The indicator characterizes the amount of net profit from the use of property, contributions to the authorized capital, investments in securities, and other types of income. It is economically important to calculate the NIR for the current period. But a one-time positive result is not a guarantee of profit in future periods.

The ratio of operating expenses to the company's sales revenue will help to calculate the operating expense ratio, which characterizes the dynamics of the profitability of overall activities. The lower the value obtained, the more profit the company has for the reporting period. The higher the coefficient, the more significant the business costs to maintain its livelihoods.

KOR (OER) = OR / Total income

An enterprise can establish formulas for calculating operating income and operating expenses independently, adhering to the legislative norms of PBU 9/99 and 10/99. It is recommended to measure performance indicators on the basis of financial (accounting) reporting data. Calculations are made for a period - month/quarter or for the reporting year.

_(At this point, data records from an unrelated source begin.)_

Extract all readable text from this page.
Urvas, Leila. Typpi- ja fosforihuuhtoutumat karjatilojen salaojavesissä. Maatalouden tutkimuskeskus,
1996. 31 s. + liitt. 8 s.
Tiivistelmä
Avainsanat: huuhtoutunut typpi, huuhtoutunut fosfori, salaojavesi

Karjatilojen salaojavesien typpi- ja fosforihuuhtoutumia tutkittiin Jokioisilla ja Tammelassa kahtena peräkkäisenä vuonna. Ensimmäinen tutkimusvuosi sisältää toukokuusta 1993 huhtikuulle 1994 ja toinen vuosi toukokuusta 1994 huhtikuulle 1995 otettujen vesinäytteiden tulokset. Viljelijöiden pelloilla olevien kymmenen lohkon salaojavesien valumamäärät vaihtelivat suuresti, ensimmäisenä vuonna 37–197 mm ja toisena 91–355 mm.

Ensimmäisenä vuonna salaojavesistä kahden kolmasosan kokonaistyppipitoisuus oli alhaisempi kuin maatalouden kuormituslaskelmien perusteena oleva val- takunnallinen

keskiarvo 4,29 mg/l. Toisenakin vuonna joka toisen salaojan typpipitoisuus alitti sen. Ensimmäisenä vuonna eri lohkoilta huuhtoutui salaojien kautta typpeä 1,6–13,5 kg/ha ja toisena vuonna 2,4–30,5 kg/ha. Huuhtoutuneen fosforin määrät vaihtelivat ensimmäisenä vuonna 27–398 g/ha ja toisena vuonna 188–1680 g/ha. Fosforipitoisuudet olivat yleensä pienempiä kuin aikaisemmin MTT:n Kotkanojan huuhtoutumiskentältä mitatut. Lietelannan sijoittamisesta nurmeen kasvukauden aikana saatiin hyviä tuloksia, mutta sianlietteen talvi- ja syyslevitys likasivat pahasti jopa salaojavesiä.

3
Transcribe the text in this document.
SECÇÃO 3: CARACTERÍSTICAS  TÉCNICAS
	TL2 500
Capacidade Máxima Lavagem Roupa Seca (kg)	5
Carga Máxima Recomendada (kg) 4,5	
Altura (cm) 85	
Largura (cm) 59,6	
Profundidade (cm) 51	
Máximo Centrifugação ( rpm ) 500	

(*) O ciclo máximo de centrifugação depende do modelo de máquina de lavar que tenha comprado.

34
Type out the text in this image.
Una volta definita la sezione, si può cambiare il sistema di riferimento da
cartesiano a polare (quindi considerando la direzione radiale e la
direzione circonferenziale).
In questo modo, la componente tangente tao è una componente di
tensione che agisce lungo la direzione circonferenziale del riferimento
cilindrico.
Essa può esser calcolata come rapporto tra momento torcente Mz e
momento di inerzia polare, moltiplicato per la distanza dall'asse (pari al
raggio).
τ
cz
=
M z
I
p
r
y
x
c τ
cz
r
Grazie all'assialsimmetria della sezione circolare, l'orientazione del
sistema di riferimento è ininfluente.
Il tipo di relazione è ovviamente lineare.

Other expenses and income in accounting

According to general standards, other expenses and income are included in account 91. Profit is accounted for on credit, loss is accounted for in debit. For complete control, first-order subaccounts are opened:

  • 1 – to take into account profit;
  • 2 – to take into account expenses.

Notes on these sub-accounts are made in accounting cumulatively throughout the reporting period. Based on the results, the ratio of other expenses and profit is displayed, which is already noted in subaccount 91.9 (also, for debit - loss, and income - for credit).

Important to remember! Analytical activities should help determine the financial results for each specific operation.

To divide profits and costs into operating, emergency and non-operating, an enterprise can independently draw up a chart of accounts, certified in a local document, or use industry documents.

For example, for agro-industrial organizations, the scheme of accounts was issued by Order of the Ministry of Agriculture No. 654 in 2001. It allows medium and large companies to record other profits and expenses using the following subaccounts:

  • 1 – operating income;
  • 2 – operating expenses;
  • 3 – non-operating income;
  • 4 – non-operating expenses;
  • 9 – balance of other indicators.

The final balance of subaccount 91.9, regardless of the case at the end of each month, is closed to account 99.